Nevertheless, HMRC defends its decision, claiming that all contracts have mutuality included or else they would not exist.

Advisory approach: Having lost a number of IR35 tribunal cases, the government’s credibility and judgement of their own tax legislation are increasingly being called into question. To help avoid unpredictable legal battles in the future, HMRC must provide all parties with clear and stable regulation, which one could argue is still lacking, even with the CEST tool.

Verdict: The clarity isn’t there – the IR35 changes will continue to be controversial.

CEST results are too subjective

Christina Nawrocki, Managing Partner at Wellers:

The main issue with the CEST tool is that it can be subjective, and because every question works towards the end result, answering one question incorrectly could change your end result.
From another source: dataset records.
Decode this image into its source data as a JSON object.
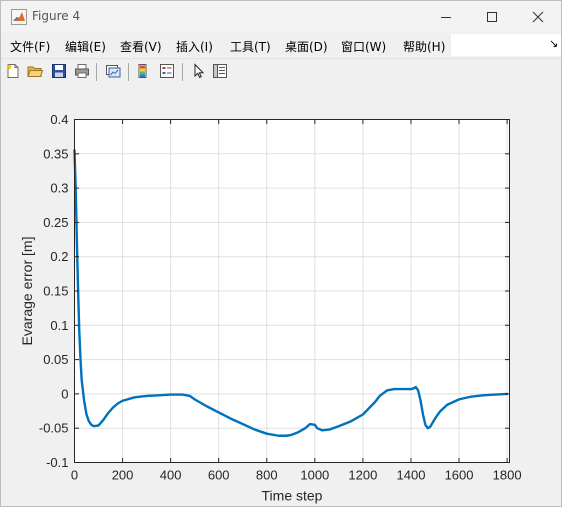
{
  "window": {
    "title": "Figure 4"
  },
  "menu": {
    "items": [
      {
        "label": "文件(F)"
      },
      {
        "label": "编辑(E)"
      },
      {
        "label": "查看(V)"
      },
      {
        "label": "插入(I)"
      },
      {
        "label": "工具(T)"
      },
      {
        "label": "桌面(D)"
      },
      {
        "label": "窗口(W)"
      },
      {
        "label": "帮助(H)"
      }
    ],
    "overflow_arrow": "↘"
  },
  "toolbar": {
    "icons": [
      "new-figure-icon",
      "open-file-icon",
      "save-icon",
      "print-icon",
      "link-plot-icon",
      "colorbar-icon",
      "legend-icon",
      "pointer-icon",
      "property-editor-icon"
    ]
  },
  "colors": {
    "line": "#0072bd",
    "grid": "#dfdfdf",
    "axes": "#262626"
  },
  "chart_data": {
    "type": "line",
    "title": "",
    "xlabel": "Time step",
    "ylabel": "Evarage error [m]",
    "xlim": [
      0,
      1810
    ],
    "ylim": [
      -0.1,
      0.4
    ],
    "xticks": [
      0,
      200,
      400,
      600,
      800,
      1000,
      1200,
      1400,
      1600,
      1800
    ],
    "yticks": [
      -0.1,
      -0.05,
      0,
      0.05,
      0.1,
      0.15,
      0.2,
      0.25,
      0.3,
      0.35,
      0.4
    ],
    "ytick_labels": [
      "-0.1",
      "-0.05",
      "0",
      "0.05",
      "0.1",
      "0.15",
      "0.2",
      "0.25",
      "0.3",
      "0.35",
      "0.4"
    ],
    "grid": true,
    "series": [
      {
        "x": [
          0,
          5,
          10,
          15,
          20,
          25,
          30,
          40,
          50,
          60,
          70,
          80,
          100,
          120,
          140,
          160,
          180,
          200,
          250,
          300,
          350,
          400,
          450,
          480,
          500,
          550,
          600,
          650,
          700,
          750,
          800,
          850,
          880,
          900,
          930,
          960,
          980,
          1000,
          1010,
          1030,
          1060,
          1100,
          1150,
          1200,
          1250,
          1270,
          1300,
          1330,
          1360,
          1400,
          1410,
          1420,
          1430,
          1440,
          1450,
          1460,
          1470,
          1480,
          1500,
          1520,
          1550,
          1600,
          1650,
          1700,
          1750,
          1800
        ],
        "y": [
          0.355,
          0.3,
          0.22,
          0.15,
          0.09,
          0.05,
          0.02,
          -0.01,
          -0.03,
          -0.04,
          -0.045,
          -0.047,
          -0.046,
          -0.038,
          -0.028,
          -0.02,
          -0.014,
          -0.01,
          -0.005,
          -0.003,
          -0.002,
          -0.001,
          -0.001,
          -0.003,
          -0.008,
          -0.018,
          -0.027,
          -0.036,
          -0.044,
          -0.052,
          -0.058,
          -0.061,
          -0.061,
          -0.06,
          -0.056,
          -0.05,
          -0.044,
          -0.045,
          -0.05,
          -0.053,
          -0.052,
          -0.047,
          -0.04,
          -0.03,
          -0.012,
          -0.003,
          0.005,
          0.007,
          0.007,
          0.007,
          0.008,
          0.01,
          0.005,
          -0.01,
          -0.03,
          -0.045,
          -0.05,
          -0.048,
          -0.036,
          -0.026,
          -0.016,
          -0.008,
          -0.004,
          -0.002,
          -0.001,
          0.0
        ]
      }
    ]
  }
}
As we know, HMRC says that it will not accept the result as a definitive conclusion as it’s dependant on how you answer the questions. This creates a lot of uncertainty about the tool, nothing new but still evident.

Advisory approach: It’s now the responsibility of the engager rather than the worker to make the determination. We are seeing them send out questionnaires, like the CEST tool. We are also seeing engagers involve a third party to manage the processes, it’s time heavy and a burden on business.

Verdict: The uncertainty is still present, making it very tricky for businesses to make determinations.

Mark Rowland is a journalist and former editor of Accounting Technician and 20 magazine.